Congress used to be able to insert particular language in appropriation bills, but new earmark rules require the President to propose it.
“We’re meeting with the administration early and often to ensure the supplemental package reflects the flexibility we need,” Schumer said.
He pointed to four hospitals—Long Beach Medical Center, NYU Hospital, Bellevue Hospital and Coney Island Hospital—that have empty beds due to damage but are still paying their staff.
“There’s no program for disaster aid to help hospitals. They have no income and they can go broke. Again, we need flexibility to help these hospitals stay on their feet.”
Schumer and Bloomberg were asked if they were worried that Congress would require offsets (cuts to other federal programs) for the disaster aid without deepening the national debt.
“Congressman [Peter] and Congressman [Michael] Grimm both said to me that House Speaker [John] Boehner said to them that he doesn’t believe offsets would be necessary,” said Schumer.

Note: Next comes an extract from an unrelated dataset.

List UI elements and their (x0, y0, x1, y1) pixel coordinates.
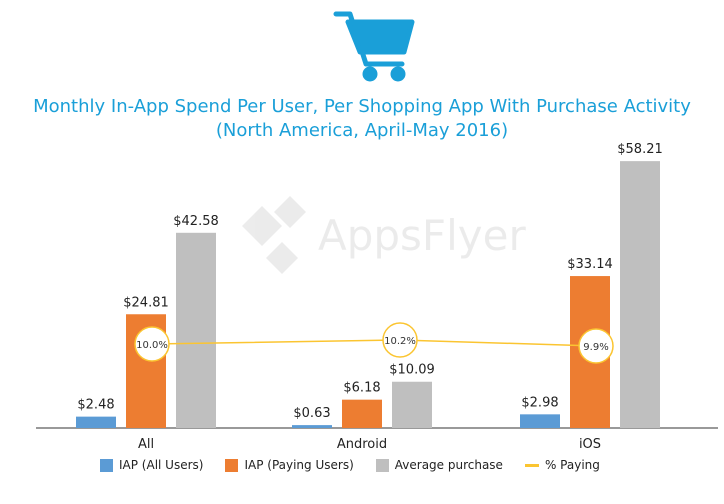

They were also asked whether any disaster aid relief would be contingent upon ceding ground in talks over the fiscal cliff.
“Look, everything we’re discussing with the fiscal cliff is offsets. It’s unfortunate they’re occurring together; certainly we’re trying to separate disaster relief aid from the fiscal cliff negotiations,” Schumer said.
While Schumer commended the Mayor for meeting with Congressional leaders to impress upon them the breadth and depth of damage to New York, he implored local politicians in all five boroughs whose constituents bore the brunt of the storm to also come to Washington.
“We believe our [Congressional] colleagues have been receptive, but there’s a long road to go; there’s going to be many pitfalls along the way. This fight will not last weeks, but months.”